3. Hukuk Dairesi 2017/3334 E. , 2018/8437 K.
"İçtihat Metni".....
Taraflar arasındaki itirazın iptali davasının mahkemece yapılan yargılaması sonucunda, davanın reddine yönelik olarak verilen hükmün, süresi içinde davacı tarafından temyiz edilmesi üzerine; temyiz dilekçesinin kabulüne karar verildikten sonra, dosya içerisindeki kağıtlar okunup gereği düşünüldü:
Y A R G I T A Y K A R A R I
Davacı, dava konusu taşınmazı 25.03.2011 başlangıç tarihli 1 yıl süreli kira sözleşmesi ile dava dışı .....kiraya verdiğini, davalının ise kiracı şirket ile aralarında yapmış oldukları anlaşma gereği şirketi mevcut tüm borç ve alacaklarıyla birlikte devraldığını, bu nedenle dava konusu taşınmazda davalının kiracı konumunda bulunduğunu, ödenmeyen kira alacaklarının tahsili için davalı hakkında takip başlattıklarını ancak itiraz üzerine takibin durduğunu, davalı kiracının itirazının haksız ve kötü niyetli olduğunu beyan ederek itirazın iptaline karar verilmesini talep etmiştir.

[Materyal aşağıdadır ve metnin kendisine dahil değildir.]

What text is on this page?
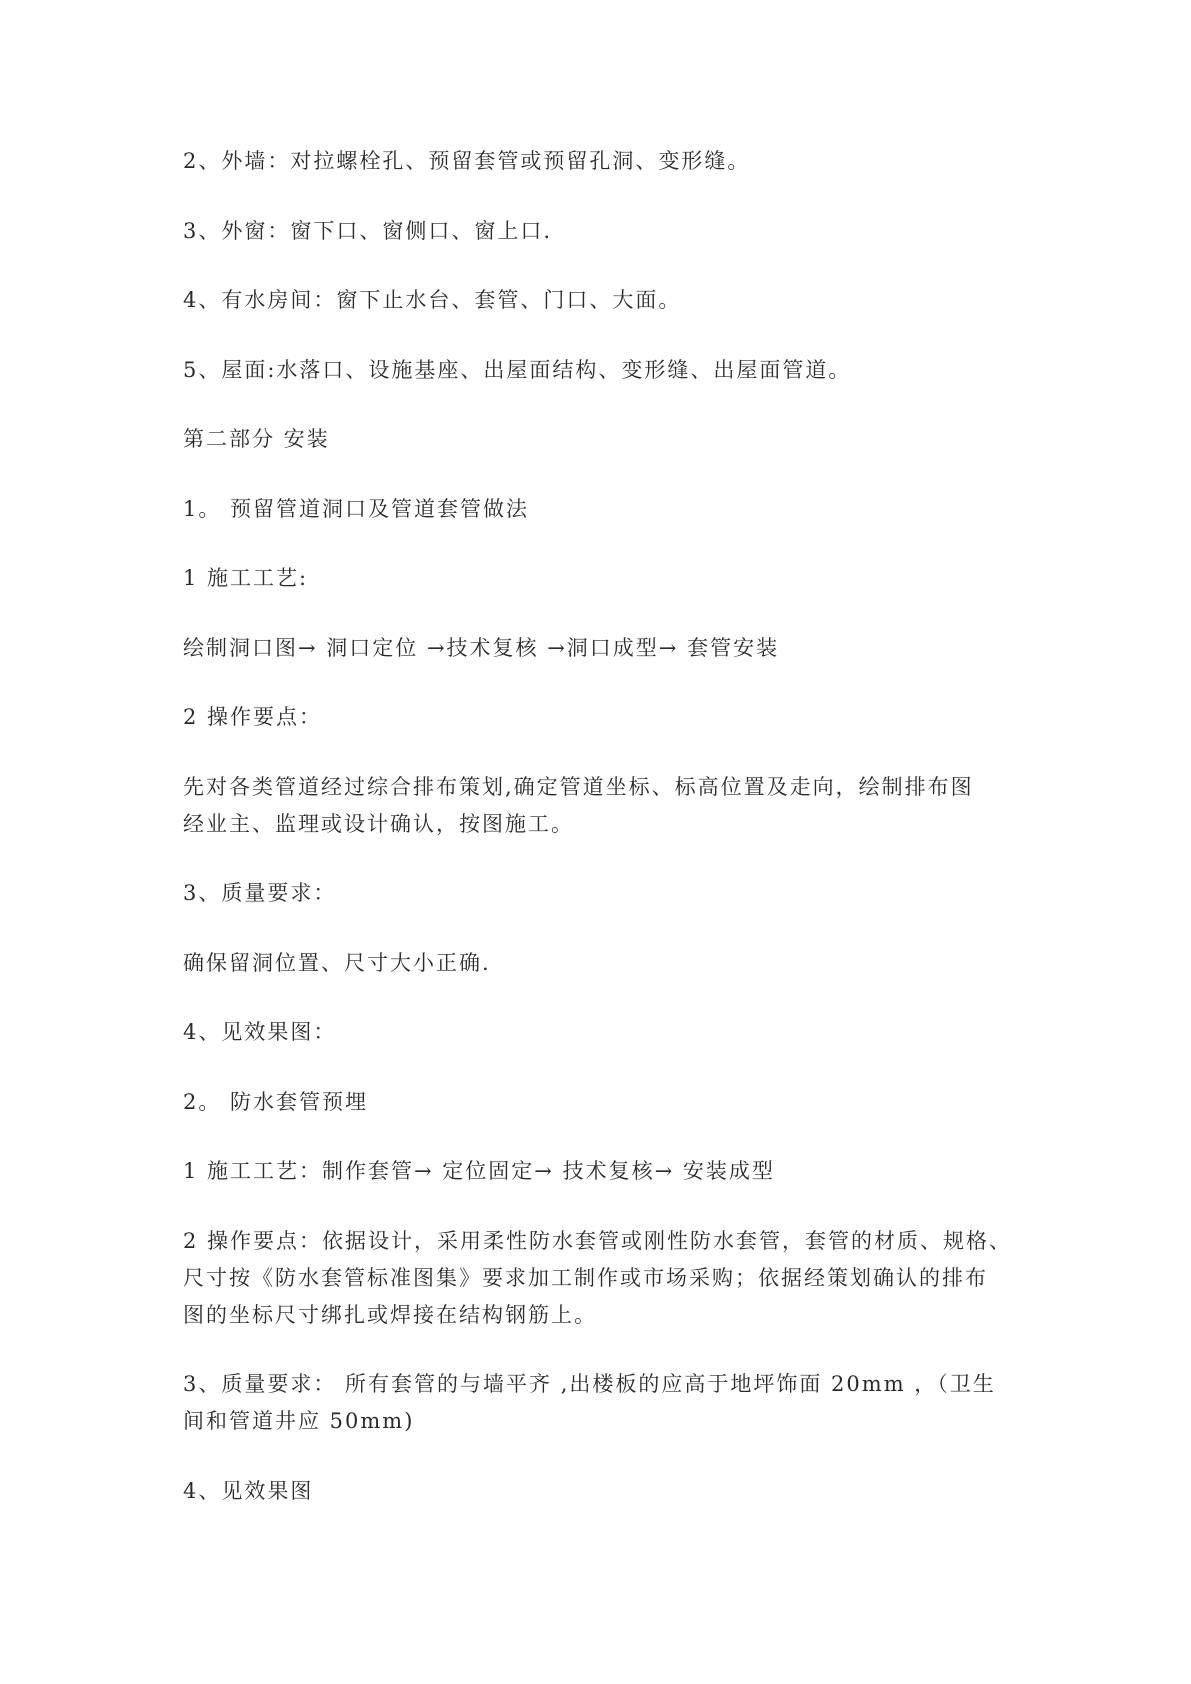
2、外墙：对拉螺栓孔、预留套管或预留孔洞、变形缝。
3、外窗：窗下口、窗侧口、窗上口.
4、有水房间：窗下止水台、套管、门口、大面。
5、屋面:水落口、设施基座、出屋面结构、变形缝、出屋面管道。
第二部分 安装
1。 预留管道洞口及管道套管做法
1 施工工艺:
绘制洞口图→ 洞口定位 →技术复核 →洞口成型→ 套管安装
2 操作要点：
先对各类管道经过综合排布策划,确定管道坐标、标高位置及走向，绘制排布图
经业主、监理或设计确认，按图施工。
3、质量要求：
确保留洞位置、尺寸大小正确.
4、见效果图：
2。 防水套管预埋
1 施工工艺：制作套管→ 定位固定→ 技术复核→ 安装成型
2 操作要点：依据设计，采用柔性防水套管或刚性防水套管，套管的材质、规格、
尺寸按《防水套管标准图集》要求加工制作或市场采购；依据经策划确认的排布
图的坐标尺寸绑扎或焊接在结构钢筋上。
3、质量要求： 所有套管的与墙平齐 ,出楼板的应高于地坪饰面 20mm ，（卫生
间和管道井应 50mm)
4、见效果图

Davalı, davacının dayandığı kira sözleşmesinde kiracı sıfatı bulunmadığını, talep edilen dönem için sorumlu tutulmasının haksız ve kötüniyetli olduğunu beyan ederek davanın reddine karar verilmesini istemiştir.
Mahkemece; davacı tarafın dayandığı işletme hakkı devir sözleşmesinin talep edilen kira döneminden sonra imzalanmış olması ve davalının sözleşmenin tarafı olduğunu kabul etmemesi nedeniyle ispatlanamayan davanın reddine karar verilmiş, hüküm davacı tarafından temyiz edilmiştir.
Davacı, dava dışı .......ile imzaladığı 25.03.2011 başlangıç tarihli ve 1 yıl süreli, senelik 10.000,00-TL bedelli kira sözleşmesine dayanarak, davalı aleyhinde 11.03.2013 tarihinde başlattığı icra takibi ile 25.03.2011-25.03.2012 dönemi kira alacağı olan 10.000,00 TL nin 865,48 TL işlemiş faiziyle birlikte tahsilini istemiş, borçlu ise süresinde yaptığı itirazında borcu kabul etmediğini belirtmiştir.
......
Davacının dayandığı ve dosya kapsamında bulunan ....düzenlenen 29.08.2012 tarihli 7410 yevmiye numaralı ‘İşletme Hakkı Devri Sözleşmesi’ başlıklı belgenin incelenmesinde; devir edenin, davacının kiracısı ..... Limited Şirketi, devir alanın ise davalı ... olduğu, dava konusu taşınmazda bulunun rehabilitasyon merkezi işletmesinin işletme hakkının tamamının tüm borç ve alacakları ile birlikte -vadesi gelmemiş olanlar da dahil olmak üzere- 1.000,00 TL devir bedeli karşılığında devir alana teslim edildiği anlaşılmaktadır. Her ne kadar mahkemece, davacı tarafça kira döneminin 25.03.2011 ile 25.03.2012 tarihleri olarak gösterilmiş olması, dayanılan işletme hakkı devir sözleşmesinin ise bu tarihlerden sonra 29.08.2012 tarihinde yapılmış olması, yine davacı tarafından dosyaya sunulan sözleşmede kiracı olarak......yer alması ve yine davalının sözleşmenin tarafı olduğunu kabul etmemesi ve davalının sözleşmede imzası bulunan ..... Şirketinin ortağı veya yetkilisi olmaması hususları bir arada değerlendirildiğinde ispatlanamayan davanın reddine karar verilmiş ise de; işletme hakkı devri sözleşmesinde açıkça beyan edilen ‘bu işyeri ile ilgili kurumun borç ve alacakları vadesi gelmemiş olanlar da dahil olmak üzere kurumu devir alan ...’a aittir.’ ibaresi açıkça borcu üstlenme niteliğinde olup, Mahkemece bu husus gözetilerek bir karar verilmesi gerekirken yazılı şekilde davanın reddine karar verilmesi usul ve yasaya aykırı olup, bozmayı gerektirmiştir.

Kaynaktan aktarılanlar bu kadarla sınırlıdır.